Before we had kids I always said that I wanted 3. My husband said 2 minimum, and was open to 3. We had our first and our second - 2.5 years apart. I should have gotten pregnant with the 3rd in 2019/2020, but at the time I was so overwhelmed - both physically and emotionally with caring for two small children and working full-time. Then covid hit and it felt like shit hit the fan. I would ask my husband about a third, and he was ambivalent/negative about the idea. He would make vague statements about how he didn’t like being 1 of 3 children and how it was hard to get a restaurant table for 5. He would also respond to my inquiries about a third with ‘if you want this I’ll do it, but I’m tapped out.’ My thinking at the time was:
- I have to prioritize my marriage and a third might add too much stress
- I can’t take on the emotional responsibility of pushing my husband to have a third and then having something go wrong (disabled child). I would have been 38 when I had the third and at the time that felt too old
- Will I have enough energy/emotional space to give to a third child?

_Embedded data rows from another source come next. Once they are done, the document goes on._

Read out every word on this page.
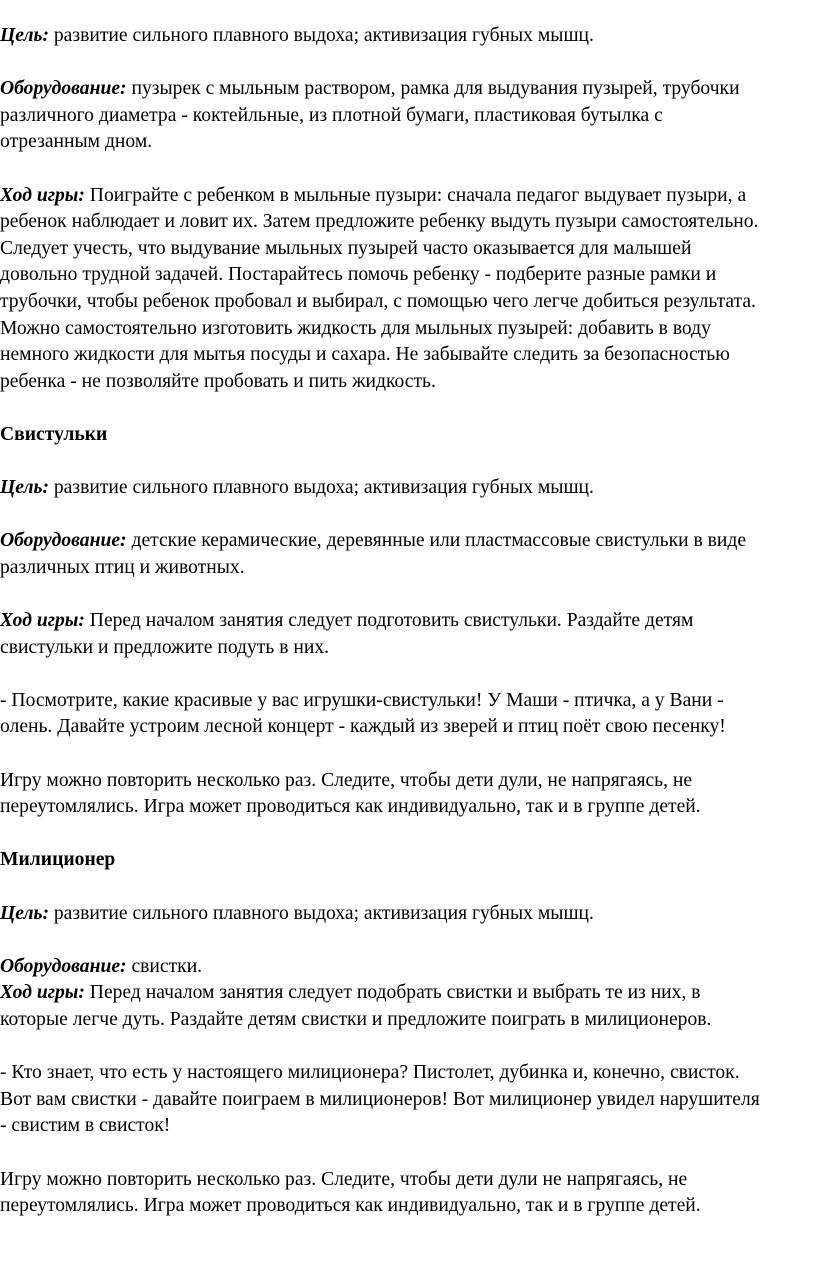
Цель: развитие сильного плавного выдоха; активизация губных мышц.

Оборудование: пузырек с мыльным раствором, рамка для выдувания пузырей, трубочки
различного диаметра - коктейльные, из плотной бумаги, пластиковая бутылка с
отрезанным дном.

Ход игры: Поиграйте с ребенком в мыльные пузыри: сначала педагог выдувает пузыри, а
ребенок наблюдает и ловит их. Затем предложите ребенку выдуть пузыри самостоятельно.
Следует учесть, что выдувание мыльных пузырей часто оказывается для малышей
довольно трудной задачей. Постарайтесь помочь ребенку - подберите разные рамки и
трубочки, чтобы ребенок пробовал и выбирал, с помощью чего легче добиться результата.
Можно самостоятельно изготовить жидкость для мыльных пузырей: добавить в воду
немного жидкости для мытья посуды и сахара. Не забывайте следить за безопасностью
ребенка - не позволяйте пробовать и пить жидкость.

Свистульки

Цель: развитие сильного плавного выдоха; активизация губных мышц.

Оборудование: детские керамические, деревянные или пластмассовые свистульки в виде
различных птиц и животных.

Ход игры: Перед началом занятия следует подготовить свистульки. Раздайте детям
свистульки и предложите подуть в них.

- Посмотрите, какие красивые у вас игрушки-свистульки! У Маши - птичка, а у Вани -
олень. Давайте устроим лесной концерт - каждый из зверей и птиц поёт свою песенку!

Игру можно повторить несколько раз. Следите, чтобы дети дули, не напрягаясь, не
переутомлялись. Игра может проводиться как индивидуально, так и в группе детей.

Милиционер

Цель: развитие сильного плавного выдоха; активизация губных мышц.

Оборудование: свистки.

Ход игры: Перед началом занятия следует подобрать свистки и выбрать те из них, в
которые легче дуть. Раздайте детям свистки и предложите поиграть в милиционеров.

- Кто знает, что есть у настоящего милиционера? Пистолет, дубинка и, конечно, свисток.
Вот вам свистки - давайте поиграем в милиционеров! Вот милиционер увидел нарушителя
- свистим в свисток!

Игру можно повторить несколько раз. Следите, чтобы дети дули не напрягаясь, не
переутомлялись. Игра может проводиться как индивидуально, так и в группе детей.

- Will making my daughter a middle child somehow cheat her of something?
- I would have a third if I could guarantee it was a girl
I now sit here, feeling like there is a hole in my heart and am so regretful and filled with rage. The early years with kids are so hard - but they are finite and now I have two kids who are the absolute best things in my life. They are such cool little people and I can’t get enough of them - and I wish there were more. I could have absolutely guaranteed that the third was a girl by doing IVF (which also would have taken some (not all) of the disability issues off the table). Why did I not make my husband have a serious conversation about the third? I think if we had, then we would have decided to go for it. But these were always conversations in passing and for reasons I am trying to sift through with a therapist - I took it upon myself to simply internalize his comments and come to my own conclusion, rather than working it out together.
My children are now 9 and 12 and for the last two plus years I’ve been dealing daily with intense grief over not having a third. It is now clear that a third would have really improved our family dynamics. My daughter really loves younger children and would have thrived as an older sister. My oldest would have also benefited by having a sibling that was farther apart in age and less of a source of competition.
My pain feels compounded by my recognition that the purpose and meaning I find in life comes from being a mother. I stand here today in my pool of tears wondering how I let myself become too distracted and scared to craft the life that I wanted. While my job (attorney) can be intellectually stimulating, it does not provide me with any purpose or meaning. Given this, having only two children feels like I have failed spectacularly.
I’m not sure what I’m looking for with this post - thank you for reading if you have gotten this far.. I am seeing a therapist that specializes in issues re: parenting choices, and my husband and I are in couples counseling. Even with all of this support my grief is not lessening and the hole in my heart feels permanent.